2 cups canned white or yellow hominy, drained
2 cups fresh green beans, trimmed and snapped
2 cups peeled and cubed butternut squash
1 ½ cups diced peeled potatoes
5 cups water
1 ½ tablespoons chicken bouillon granules
2 tablespoons butter, melted
2 tablespoons all-purpose flour
¼ teaspoon pepper

Nutrition Info

149.5 calories
carbohydrate: 25 g
cholesterol: 10.4 mg
fat: 4.7 g
fiber: 4.5 g
protein: 3.3 g
saturatedFat: 2.6 g
servingSize: -
sodium: 436.3 mg
sugar: 3.1 g
transFat: : -
unsaturatedFat: : -

Directions

  1. Place the hominy, green beans, squash, and potatoes into a pot, and pour in water and chicken bouillon.
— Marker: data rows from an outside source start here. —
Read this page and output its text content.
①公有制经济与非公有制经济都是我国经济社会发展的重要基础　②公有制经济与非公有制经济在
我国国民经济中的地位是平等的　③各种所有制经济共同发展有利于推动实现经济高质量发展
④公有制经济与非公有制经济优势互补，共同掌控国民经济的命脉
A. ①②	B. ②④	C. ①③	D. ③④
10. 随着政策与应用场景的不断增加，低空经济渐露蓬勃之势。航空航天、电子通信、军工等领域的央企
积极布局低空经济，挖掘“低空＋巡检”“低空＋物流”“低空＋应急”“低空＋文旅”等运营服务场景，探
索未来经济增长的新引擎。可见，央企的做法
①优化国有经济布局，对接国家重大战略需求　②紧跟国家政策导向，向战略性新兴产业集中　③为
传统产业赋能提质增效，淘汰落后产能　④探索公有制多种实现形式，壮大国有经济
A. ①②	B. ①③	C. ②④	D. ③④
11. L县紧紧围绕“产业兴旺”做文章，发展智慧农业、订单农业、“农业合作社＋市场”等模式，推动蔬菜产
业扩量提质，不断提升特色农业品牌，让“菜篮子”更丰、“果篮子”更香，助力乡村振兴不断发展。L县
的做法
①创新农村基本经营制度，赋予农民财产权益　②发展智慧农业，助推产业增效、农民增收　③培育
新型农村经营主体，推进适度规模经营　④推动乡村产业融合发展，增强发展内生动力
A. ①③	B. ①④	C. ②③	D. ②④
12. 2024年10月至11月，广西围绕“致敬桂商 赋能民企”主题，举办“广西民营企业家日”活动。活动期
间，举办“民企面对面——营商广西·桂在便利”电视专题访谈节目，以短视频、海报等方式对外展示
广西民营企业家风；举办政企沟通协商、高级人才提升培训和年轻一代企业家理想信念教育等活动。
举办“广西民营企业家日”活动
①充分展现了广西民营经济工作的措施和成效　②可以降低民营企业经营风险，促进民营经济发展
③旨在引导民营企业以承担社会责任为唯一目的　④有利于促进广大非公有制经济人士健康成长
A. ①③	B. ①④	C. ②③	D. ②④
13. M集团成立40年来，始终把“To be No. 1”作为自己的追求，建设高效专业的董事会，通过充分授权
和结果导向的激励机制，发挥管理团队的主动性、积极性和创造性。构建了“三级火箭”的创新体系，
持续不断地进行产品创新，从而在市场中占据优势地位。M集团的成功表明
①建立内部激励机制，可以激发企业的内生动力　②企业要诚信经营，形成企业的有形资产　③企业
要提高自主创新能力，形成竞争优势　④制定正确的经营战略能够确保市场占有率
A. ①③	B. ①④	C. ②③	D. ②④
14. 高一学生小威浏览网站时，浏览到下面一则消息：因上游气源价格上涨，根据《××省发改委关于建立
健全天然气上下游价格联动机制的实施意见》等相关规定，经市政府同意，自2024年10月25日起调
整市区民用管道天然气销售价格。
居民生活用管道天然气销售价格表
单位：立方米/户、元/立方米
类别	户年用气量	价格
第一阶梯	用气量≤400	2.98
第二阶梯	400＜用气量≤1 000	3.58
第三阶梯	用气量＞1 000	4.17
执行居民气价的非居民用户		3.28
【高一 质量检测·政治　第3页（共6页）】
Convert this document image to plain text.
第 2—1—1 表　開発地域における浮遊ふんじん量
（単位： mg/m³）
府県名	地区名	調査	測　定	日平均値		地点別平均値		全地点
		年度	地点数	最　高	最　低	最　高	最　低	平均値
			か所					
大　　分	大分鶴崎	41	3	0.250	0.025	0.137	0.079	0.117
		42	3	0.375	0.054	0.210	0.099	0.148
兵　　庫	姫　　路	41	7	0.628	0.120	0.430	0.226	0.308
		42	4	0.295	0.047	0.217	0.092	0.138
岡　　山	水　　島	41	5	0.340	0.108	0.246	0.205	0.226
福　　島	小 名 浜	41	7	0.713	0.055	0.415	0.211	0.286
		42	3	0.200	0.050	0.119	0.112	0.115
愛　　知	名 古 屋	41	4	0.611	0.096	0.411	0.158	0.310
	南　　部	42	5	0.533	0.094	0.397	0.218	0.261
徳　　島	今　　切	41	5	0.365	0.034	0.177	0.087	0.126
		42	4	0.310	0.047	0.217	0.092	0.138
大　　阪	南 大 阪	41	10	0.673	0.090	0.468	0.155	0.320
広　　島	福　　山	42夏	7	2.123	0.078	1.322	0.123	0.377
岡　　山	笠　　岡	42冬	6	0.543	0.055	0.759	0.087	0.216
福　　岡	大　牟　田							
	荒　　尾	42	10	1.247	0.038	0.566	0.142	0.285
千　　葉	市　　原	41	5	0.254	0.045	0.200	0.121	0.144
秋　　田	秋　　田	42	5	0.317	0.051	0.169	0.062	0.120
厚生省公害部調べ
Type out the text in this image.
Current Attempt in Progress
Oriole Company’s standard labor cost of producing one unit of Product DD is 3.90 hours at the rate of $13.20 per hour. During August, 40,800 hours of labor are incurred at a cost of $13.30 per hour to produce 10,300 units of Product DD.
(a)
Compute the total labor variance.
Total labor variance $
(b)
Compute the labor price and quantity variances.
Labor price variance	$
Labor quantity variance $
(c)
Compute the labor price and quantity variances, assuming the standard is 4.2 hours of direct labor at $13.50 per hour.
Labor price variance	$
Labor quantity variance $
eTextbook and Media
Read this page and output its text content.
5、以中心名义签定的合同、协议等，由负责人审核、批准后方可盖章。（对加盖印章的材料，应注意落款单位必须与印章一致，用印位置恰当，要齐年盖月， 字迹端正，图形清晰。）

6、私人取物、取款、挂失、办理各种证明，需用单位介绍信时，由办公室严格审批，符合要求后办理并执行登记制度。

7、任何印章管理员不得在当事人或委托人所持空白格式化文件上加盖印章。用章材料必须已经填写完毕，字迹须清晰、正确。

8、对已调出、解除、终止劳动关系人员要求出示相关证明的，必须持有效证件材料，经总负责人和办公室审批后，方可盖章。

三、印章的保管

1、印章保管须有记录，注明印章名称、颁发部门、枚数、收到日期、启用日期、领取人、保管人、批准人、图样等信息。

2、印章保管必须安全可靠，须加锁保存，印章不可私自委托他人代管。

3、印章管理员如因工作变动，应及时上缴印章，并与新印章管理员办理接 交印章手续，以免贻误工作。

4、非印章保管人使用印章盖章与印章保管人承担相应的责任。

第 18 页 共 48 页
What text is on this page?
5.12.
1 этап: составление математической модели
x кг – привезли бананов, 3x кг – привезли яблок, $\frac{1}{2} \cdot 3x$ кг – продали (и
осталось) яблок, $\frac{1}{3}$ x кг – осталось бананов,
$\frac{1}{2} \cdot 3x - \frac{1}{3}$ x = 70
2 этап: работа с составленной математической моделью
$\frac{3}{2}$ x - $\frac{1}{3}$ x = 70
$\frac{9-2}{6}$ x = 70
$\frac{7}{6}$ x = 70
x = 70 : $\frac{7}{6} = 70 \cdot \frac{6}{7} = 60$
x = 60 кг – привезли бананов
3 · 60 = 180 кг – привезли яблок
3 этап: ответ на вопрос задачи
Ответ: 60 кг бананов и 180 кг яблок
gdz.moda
Bring to a boil, then reduce heat to low, and simmer until vegetables are soft, about 10 minutes. Blend flour into the butter, then stir into the soup. Increase heat to medium, and cook for 5 more minutes, or until soup thickens. Season with pepper, and serve.

Recipe Yield

6 servings

Recipe Note

The Iroquois Indians cultivated and used the Three Sisters (corn, squash and beans) in their diet. This is a recipe passed down by our relatives. You may use regular corn instead of hominy, but hominy is more traditional.